By the way... I DON'T run a data center, nor do I want to, but I did look into moving our services off to a cloud (Amazon) and given our traffic it just didn't make sense, it would cost me more to use them monthly than to add a server a month that I am currently adding to keep up with growth. And when the growth stops (and eventually it will, even for Facebook), the costs just keep rolling in every month. With the model I looked at, when our growth stops our costs drop, when that happens our profit goes up. So why would I continue to pay my profit to another company to pad their profit? Just really doesn't make sense.
Wake up and Smell the Coffee...
The grass is always greener on the otherside. 5 engineers coding away don't need an IT guy, they're all very knowledgable with technology. However, someone within those say 5 people owns the cloud and manages it.. so saying they don't have an IT guy is stretching it.
The biggest advantage of the cloud is that you dont have to care if a particular machine dies. If it dies, release it and bring in a new machine with the same image.
Another secondary good is the ability to scale up for several hours, instead of several months.
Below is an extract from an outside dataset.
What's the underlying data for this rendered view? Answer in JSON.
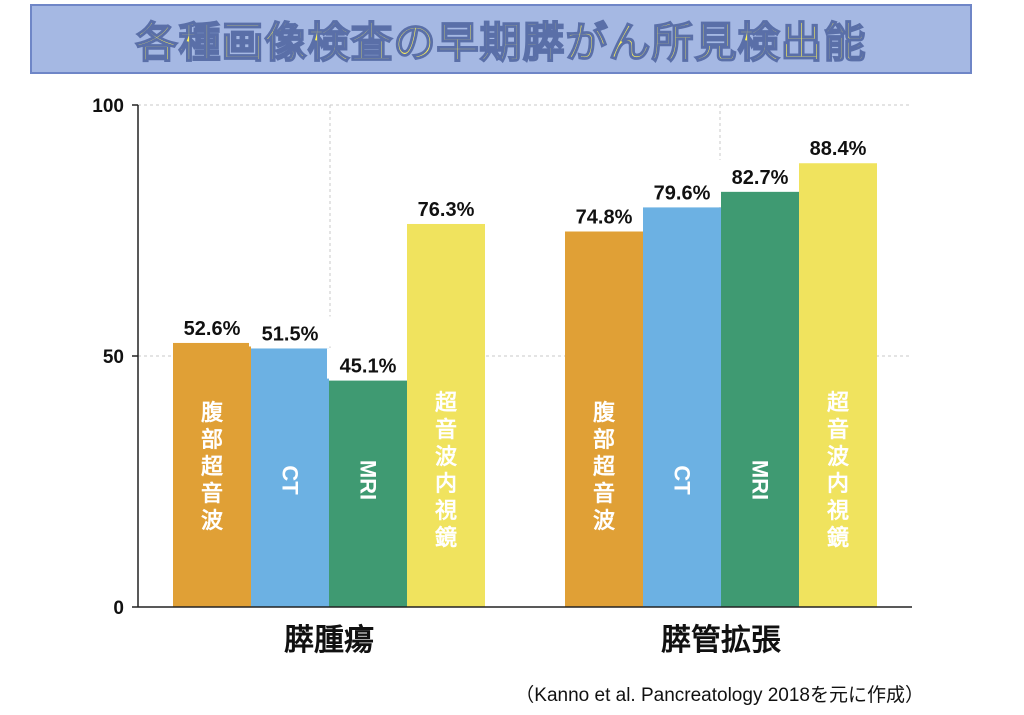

This is in comparison to leasing machines that are in someone else's care. You still have full root access over the machines, and no one else can log into them.
There are advantages for buying/leasing machines and hosting them in a colo, but in both of those cases, the machines show up slower than rented machines (by hour or month), and turn over on fixes is slower, but you can vary the hardware more and have ability to add more sophisticated storage and other options.
I can and have run colocation facilities, and would make different decisions for different circumstances, but the cloud is not a losing proposition in a number of cases, and the cost is competitive with leased machines in a number of circumstances.
Theres no coffee to wake up to, there are options that work better or worse in different circumstances.
No. No it's not. Anecdotal evidence does not make a trend or a market. This is an amateurish mistake that so many entrepreneurs make it's not even funny. Anecdotes are for examples, not for proofs.
That said, cloud makes sense in some cases, and not in others. The value of cloud computing is not a debate. It's a numbers and risk game. I would expect a publication catering to VCs and entrepreneurs to take a more practical approach to the question than this.
In that same vein, I think you're misreading my last two paragraphs. I'm not saying that anecdotal evidence offered by a VC means more to me than an analyst's report -- that's Fenton's assertion, which he elaborates on in the final quote.
a) they have more money and they want more control
b) they start thinking (somewhat unreasonably maybe) that they can do better
Few startups make it so big that it becomes cheaper to host on your own servers.